Throughout A Cruelty, Yoon looks to etymology to navigate the inadequacies and capacities of language to a precision that cuts through and against meaning. For example, in “An Ordinary Misfortune,” Yoon uses the etymology of the word “capable”—from “Late Latin capabilis ‘receptive’” to “Lettish kampiu ‘seize.’” As this word morphs, its layers stripped to its bare bones, the narrative reveals that “comfort women” were only capable to do what they were told because they were given pills (from “Greek kaptein ‘to swallow, gulp down’”) and enslaved (from “Welsh caeth ‘captive, slave.’”). Yoon urgently and beautifully crosses back and forth through time, tracing words as if understanding their roots will also help her understand why violence did and continues to occur.

In the section “The Testimonies,” Yoon draws from documentary materials to compose persona poems in the voice of these women, and combines their voices with her own. By inhabiting this space, Yoon works through the grief she feels from these cruelties, and at the same time, amplifies the women’s voices and stories. By using English, Yoon opens this history up to a wider range of readers. Language seems to be of concern to Yoon, who does not use English to comfort her readers, but to urge us to listen closely to these devastating voices.

they took us   they took us to Shanghai to a ruined village

my body a ruined village  a

damaged house

our manager gave me a packet of black powder

to reduce my bleeding from my vagina

He then told me it was made

from a leg

of a Chinese soldier’s corpse

I dream of human legs rolling around

to this day

As with many poems in this section, the testimony of “Kim Soon-duk” inhabits a space of timeless history, in which physical violence and psychological trauma are ghosts of the present, even appearing as dreams. Yet, the speaker must continue on—she later states, “I had my new life to live.”

In this section, speakers are disrupted by the past yet determined to move on; they seem to occupy an in-between space of dream and reality in which the dreams are of the past and reality is an attempt to forget. With repetition, Yoon amplifies the permeation of the past. In “Kim Sang-hi,” the narrative is punctuated with the phrase “I didn’t die.” Though usually this phrase might imply resilience, in this poem, it suggests the endlessness to the violence experienced by the speaker. At the end, the speaker repeats “but I cannot” until the last line: “When I wake up every morning I cannot.” Her inability to forget is endless, as is her life, which seems more like a haunted afterlife.

Yoon navigates these testimonies with grace, tenderness, and care. Throughout the collection, she straddles a line between specificity and generality that allows the reader to reflect. In “Jin Kyung-paeng,” the speaker names her perpetrators:

I remember a few of them                  Hideo Kanemoto

He treated us okay                                    also

Oono Nakamuram               Kanjiro Yoshida

Yamagushi Higashi                  Inamochi

With the specificity, she transforms and amplifies these personal facts from the speaker into more discursive knowledge.
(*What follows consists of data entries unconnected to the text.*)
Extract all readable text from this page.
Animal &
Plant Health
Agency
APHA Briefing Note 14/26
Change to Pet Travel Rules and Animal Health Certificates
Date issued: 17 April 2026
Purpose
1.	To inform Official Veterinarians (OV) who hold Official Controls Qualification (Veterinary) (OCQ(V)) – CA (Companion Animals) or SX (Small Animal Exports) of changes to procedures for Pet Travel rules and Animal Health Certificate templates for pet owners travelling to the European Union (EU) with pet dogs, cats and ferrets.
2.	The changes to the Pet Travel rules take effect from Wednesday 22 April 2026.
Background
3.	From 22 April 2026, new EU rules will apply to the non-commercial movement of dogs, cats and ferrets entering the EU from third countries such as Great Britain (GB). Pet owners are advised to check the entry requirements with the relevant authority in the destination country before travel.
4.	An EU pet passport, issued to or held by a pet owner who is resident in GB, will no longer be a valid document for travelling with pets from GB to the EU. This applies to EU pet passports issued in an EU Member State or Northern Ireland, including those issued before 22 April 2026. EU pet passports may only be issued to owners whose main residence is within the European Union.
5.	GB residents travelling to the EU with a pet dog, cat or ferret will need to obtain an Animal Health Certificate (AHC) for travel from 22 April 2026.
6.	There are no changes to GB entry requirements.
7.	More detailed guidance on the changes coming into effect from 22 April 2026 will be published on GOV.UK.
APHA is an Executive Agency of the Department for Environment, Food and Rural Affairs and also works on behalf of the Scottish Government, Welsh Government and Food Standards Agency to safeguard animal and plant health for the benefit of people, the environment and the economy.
Contrastingly, in “Autopsy,” a speaker answers the question “Who did this to you?” with “You did, you did, you did, and you, and you, and you, / you did this to me in my home, you did this while crying. / I cannot make a sound as though my mouth is full of honey.” The generality of the you implicates the personal in the reader—the reader becomes complicit, becomes one of the yous mentioned. This is amplified in a later line: “you and I, our histories of hunting / and being the beast.”

A Cruelty Special to Our Species opens a door that invites the readers, in a recognition of complicity, to begin to mourn both that which we know and that which we don’t know. Yoon preserves these voices to reverberate into the world, into the present and future. In “Let Us Part Like This,” Yoon writes, “Let us speak these words louder / than pines cracking in the snow.” The voices of this collection are insistent—they speak louder and louder, urging us to listen, believe, and mourn.